Federal Regulators Publicly Acknowledge That Five Big Banks Fail Credibility Test, Remain Major Threats to U.S. Economy

April 13, 2016

Federal Regulators Publicly Acknowledge That Five Big Banks Fail Credibility Test, Remain Major Threats to U.S. Economy

Statement of Bart Naylor, Financial Policy Advocate for Public Citizen’s Congress Watch Division

Note: Today, federal regulators gave failing grades to five major banks on their mandatory plans for how they would resolve their businesses in the event of insolvency, which are known as “living wills.” These banks whose proposals were deemed failing include JP Morgan Chase & Co., Bank of America, Wells Fargo, Bank of New York Mellon, and State Street.

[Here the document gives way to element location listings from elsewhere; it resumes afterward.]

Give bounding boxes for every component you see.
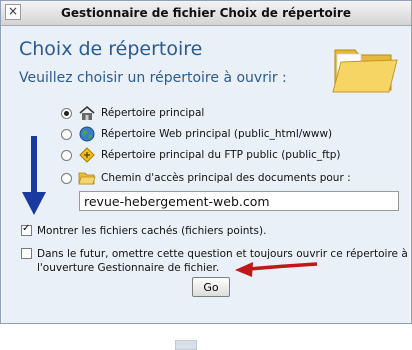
go-button[interactable]: Go [192, 277, 230, 297]
option-label: Répertoire principal du FTP public (publ… [101, 149, 341, 161]
remember-choice-line-1: Dans le futur, omettre cette question et… [37, 248, 408, 260]
option-web-directory[interactable]: Répertoire Web principal (public_html/ww… [61, 125, 332, 143]
remember-choice-line-2: l'ouverture Gestionnaire de fichier. [37, 262, 220, 274]
option-label: Chemin d'accès principal des documents p… [101, 172, 351, 184]
home-icon [79, 106, 95, 120]
open-folder-icon [332, 49, 398, 93]
option-home-directory[interactable]: Répertoire principal [61, 104, 204, 122]
radio-document-root[interactable] [61, 172, 72, 184]
radio-ftp-directory[interactable] [61, 149, 72, 161]
dialog-subheading: Veuillez choisir un répertoire à ouvrir … [19, 70, 287, 86]
radio-web-directory[interactable] [61, 128, 72, 140]
annotation-arrow-down [22, 136, 46, 215]
dialog-heading: Choix de répertoire [19, 38, 203, 60]
ftp-icon [79, 147, 95, 163]
radio-home-directory[interactable] [61, 107, 72, 119]
dialog-content: Choix de répertoire Veuillez choisir un … [3, 26, 409, 350]
option-document-root[interactable]: Chemin d'accès principal des documents p… [61, 169, 351, 187]
option-label: Répertoire principal [101, 107, 205, 119]
remember-choice-checkbox[interactable] [21, 248, 32, 259]
annotation-arrow-left [235, 262, 318, 277]
globe-icon [79, 126, 95, 142]
dialog-window: × Gestionnaire de fichier Choix de réper… [0, 0, 412, 350]
document-root-path-input[interactable] [79, 191, 399, 211]
title-bar: × Gestionnaire de fichier Choix de réper… [1, 1, 411, 26]
show-hidden-label: Montrer les fichiers cachés (fichiers po… [37, 225, 267, 237]
resize-grip [175, 340, 197, 350]
option-label: Répertoire Web principal (public_html/ww… [101, 128, 333, 140]
remember-choice-label: Dans le futur, omettre cette question et… [37, 247, 408, 275]
show-hidden-checkbox[interactable] [21, 223, 32, 236]
option-ftp-directory[interactable]: Répertoire principal du FTP public (publ… [61, 146, 341, 164]
window-title: Gestionnaire de fichier Choix de réperto… [61, 6, 351, 20]
folder-icon [78, 172, 96, 185]
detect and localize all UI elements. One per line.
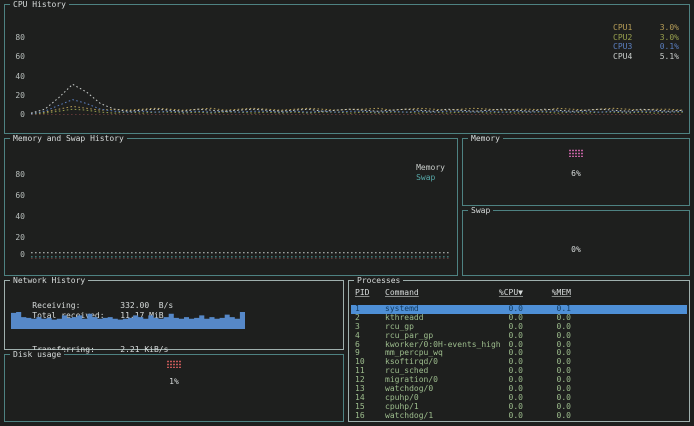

Regulators failed to deem the living wills “credible.” That’s a welcome acknowledgment of the barren reality that these behemoths remain threats to the U.S. economy’s financial stability. Now regulators must take another brave step and order major divestitures, ideally a wholesale break-up of these institutions.

Let’s be clear: Firms such as JP Morgan Chase & Co. specialize in the reconfiguration of major businesses through mergers and acquisitions. The fact that they can’t credibly explain a rapid disposal of their own assets and liabilities in an orderly resolution emphasizes that such a task is impossible.

Public Citizen is actively pressing for mega-bank break-ups. We have advanced resolutions at JPMorgan and Citigroup that call for a break-up study. We think the regulators’ actions today support our case.